Sostenía Garrigues Walker hace una semana en Segovia en un debate sobre la globalización que no hay líderes. El jurista era rotundo y el auditorio asentía y seguro que pensaba en sus políticos cercanos, esos de andar por casa, que no quieren líos no vaya a ser que no salgan en la siguiente foto. Estamos sin líderes, tanto en las poltronas, con blanditos al estilo Winnie the Pooh, como en la calle, donde nadie toma la iniciativa en unos movimientos de protesta tan heterogéneos que para la mayoría de los mortales es imposible saber qué proponen, cuándo y cómo.

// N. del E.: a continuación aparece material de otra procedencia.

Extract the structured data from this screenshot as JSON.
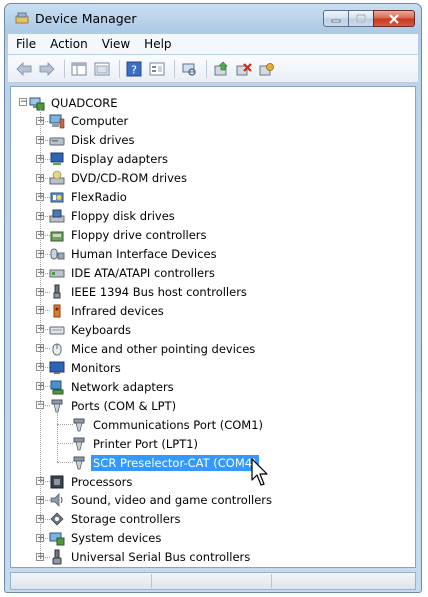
{
  "window": {
    "title": "Device Manager"
  },
  "menu": [
    "File",
    "Action",
    "View",
    "Help"
  ],
  "toolbar": {
    "buttons": [
      "back-icon",
      "forward-icon",
      "properties-pane-icon",
      "show-hidden-icon",
      "help-icon",
      "properties-icon",
      "scan-hardware-icon",
      "update-driver-icon",
      "uninstall-icon",
      "disable-icon"
    ]
  },
  "tree": {
    "root": "QUADCORE",
    "categories": [
      {
        "label": "Computer",
        "icon": "computer-icon"
      },
      {
        "label": "Disk drives",
        "icon": "disk-drive-icon"
      },
      {
        "label": "Display adapters",
        "icon": "display-adapter-icon"
      },
      {
        "label": "DVD/CD-ROM drives",
        "icon": "dvd-drive-icon"
      },
      {
        "label": "FlexRadio",
        "icon": "flexradio-icon"
      },
      {
        "label": "Floppy disk drives",
        "icon": "floppy-drive-icon"
      },
      {
        "label": "Floppy drive controllers",
        "icon": "floppy-controller-icon"
      },
      {
        "label": "Human Interface Devices",
        "icon": "hid-icon"
      },
      {
        "label": "IDE ATA/ATAPI controllers",
        "icon": "ide-controller-icon"
      },
      {
        "label": "IEEE 1394 Bus host controllers",
        "icon": "firewire-icon"
      },
      {
        "label": "Infrared devices",
        "icon": "infrared-icon"
      },
      {
        "label": "Keyboards",
        "icon": "keyboard-icon"
      },
      {
        "label": "Mice and other pointing devices",
        "icon": "mouse-icon"
      },
      {
        "label": "Monitors",
        "icon": "monitor-icon"
      },
      {
        "label": "Network adapters",
        "icon": "network-adapter-icon"
      },
      {
        "label": "Ports (COM & LPT)",
        "icon": "port-icon",
        "expanded": true,
        "children": [
          {
            "label": "Communications Port (COM1)",
            "icon": "port-icon"
          },
          {
            "label": "Printer Port (LPT1)",
            "icon": "port-icon"
          },
          {
            "label": "SCR Preselector-CAT (COM4)",
            "icon": "port-icon",
            "selected": true
          }
        ]
      },
      {
        "label": "Processors",
        "icon": "processor-icon"
      },
      {
        "label": "Sound, video and game controllers",
        "icon": "sound-icon"
      },
      {
        "label": "Storage controllers",
        "icon": "storage-controller-icon"
      },
      {
        "label": "System devices",
        "icon": "system-device-icon"
      },
      {
        "label": "Universal Serial Bus controllers",
        "icon": "usb-icon"
      }
    ]
  },
  "colors": {
    "selection": "#3399ff",
    "frame": "#aecbe6"
  }
}
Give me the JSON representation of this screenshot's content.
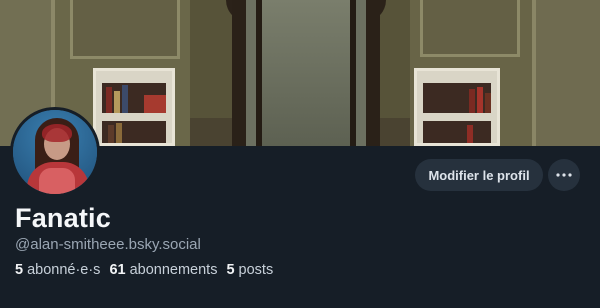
{
  "profile": {
    "display_name": "Fanatic",
    "handle": "@alan-smitheee.bsky.social",
    "edit_button_label": "Modifier le profil",
    "more_button_icon": "ellipsis-icon",
    "stats": [
      {
        "count": "5",
        "label": "abonné·e·s"
      },
      {
        "count": "61",
        "label": "abonnements"
      },
      {
        "count": "5",
        "label": "posts"
      }
    ]
  },
  "colors": {
    "background": "#161e27",
    "button_bg": "#26313d",
    "handle_text": "#9aa6b3"
  }
}
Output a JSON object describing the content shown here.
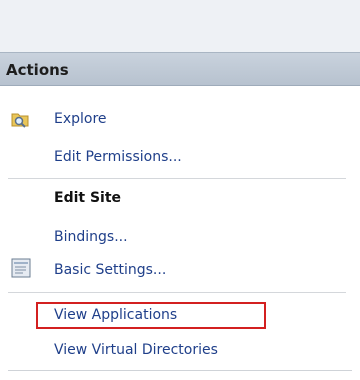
{
  "panel": {
    "title": "Actions"
  },
  "actions_top": {
    "explore": "Explore",
    "edit_permissions": "Edit Permissions..."
  },
  "edit_site": {
    "title": "Edit Site",
    "bindings": "Bindings...",
    "basic_settings": "Basic Settings..."
  },
  "applications": {
    "view_applications": "View Applications",
    "view_virtual_directories": "View Virtual Directories"
  },
  "colors": {
    "header_bg": "#c1cad6",
    "link": "#1f3f8a",
    "highlight": "#d32020"
  },
  "icons": {
    "explore": "folder-search-icon",
    "basic_settings": "settings-document-icon"
  }
}
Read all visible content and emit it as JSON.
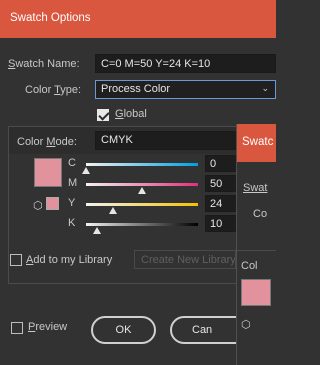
{
  "dialog": {
    "title": "Swatch Options",
    "swatch_name": {
      "label_prefix": "S",
      "label_rest": "watch Name:",
      "value": "C=0 M=50 Y=24 K=10"
    },
    "color_type": {
      "label_pre": "Color ",
      "label_u": "T",
      "label_rest": "ype:",
      "value": "Process Color"
    },
    "global": {
      "label_u": "G",
      "label_rest": "lobal",
      "checked": true
    },
    "color_mode": {
      "label_pre": "Color ",
      "label_u": "M",
      "label_rest": "ode:",
      "value": "CMYK"
    },
    "swatch_color": "#e2929d",
    "sliders": [
      {
        "label": "C",
        "value": "0",
        "percent": 0
      },
      {
        "label": "M",
        "value": "50",
        "percent": 50
      },
      {
        "label": "Y",
        "value": "24",
        "percent": 24
      },
      {
        "label": "K",
        "value": "10",
        "percent": 10
      }
    ],
    "library": {
      "label_u": "A",
      "label_rest": "dd to my Library",
      "checked": false,
      "create_button": "Create New Library..."
    },
    "preview": {
      "label_u": "P",
      "label_rest": "review",
      "checked": false
    },
    "ok_label": "OK",
    "cancel_label": "Can"
  },
  "second_dialog": {
    "title": "Swatc",
    "swatch_name_label": "Swat",
    "color_label": "Co",
    "mode_label": "Col"
  }
}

Aquí parece que hay no solo un déficit de personas que encabecen y encaucen las quejas en ese batuburrillo que afortunadamente siempre es la calle, sino que, lo más preocupante, es que los de la política oficial no quieren afrontar la realidad. Los tipos estos del Gobierno, los del invento de las comunidades autónomas –antes autonomías y no me digan el porqué del cambio de nombre– y todos aquellos que rigen nuestro destino con gran sacrificio están, una vez más, fuera de sitio. Vaya, que los fulanos y su femenino correspondiente no se enteran o no quieren enterarse por dónde les da el aire.
Claro que no hay líderes, señor Garrigues; cómo va a haberlos si el lelo de cada familia, de cada aula, de cada centro de trabajo, termina dedicándose a la política y a sus sucedáneos; cómo va a haberlos si los competentes no quieren ni oir hablar del desprestigiado oficio de servir al pueblo, por el pueblo y para el pueblo. Imposible encontrar a alguien en su sano juicio que desee estar en el mismo saco que tantos y tantos desahogados que campan por los sillones de instituciones.
Y no hay líderes, señor Garrigues, porque esos políticos y usted, ustedes y yo estamos en otros universos intelectuales y, sobre todo, morales. Que a nadie se le ocurre meterse en estos ‘fregaos’ de varios estropajos para acabar vilipendiado por los contrarios y traicionado por los propios. Y así no hay manera de fraguar un líder, alguien con sentido de Estado, ese con ascendencia sobre los demás, con empatía para que funcione una organización humana. En los partidos grandes porque son alérgicos a las caras nuevas y, en los pequeños, porque irrumpen pero no llegan y son eso, pequeños.
Visto el panorama, a uno le queda la única salida de ser neutral, de hacerse el sueco para no oir tonterías y el suizo para mantenerse al margen. Uno se hace sueco-suizo y arreglada toda esta desazón. Pero no es tan fácil. Lo de sueco porque es difícil ahora ser rubio, alto y con los ojos azules, su descripción tradicional. Y lo de suizo es complicado porque casi todo lo deciden con un referéndum. Por cierto, el último ha sido sobre una propuesta para prohibir que se fume en espacios públicos. Creerán que los suizos, tan civilizados ellos y tan a la última, habrán decidido que no se fuma en lugar alguno, ni en el pico más apartado de los Alpes. Pues se equivocan. Dos tercios han dicho que nada de prohibir echar humo y que el pitillo puede encenderse en sitios especiales de grandes recintos y que los bares y restaurantes hagan lo que les convenga para mayor gloria de sus clientes.
Ya ven que a los suizos, a quienes nadie gana en amor por la democracia, son sorprendentes y en esto del tabaco son líderes en llevar la contraria. Quizá estén buscando un líder que, cigarrillo en mano, convenza. Los suizos, como sus relojes, son muy precisos y donde ponen el ojo, van y encuentran un líder, ya sea entre los políticos o entre los manifestantes callejeros que da igual, que para eso son tan neutrales.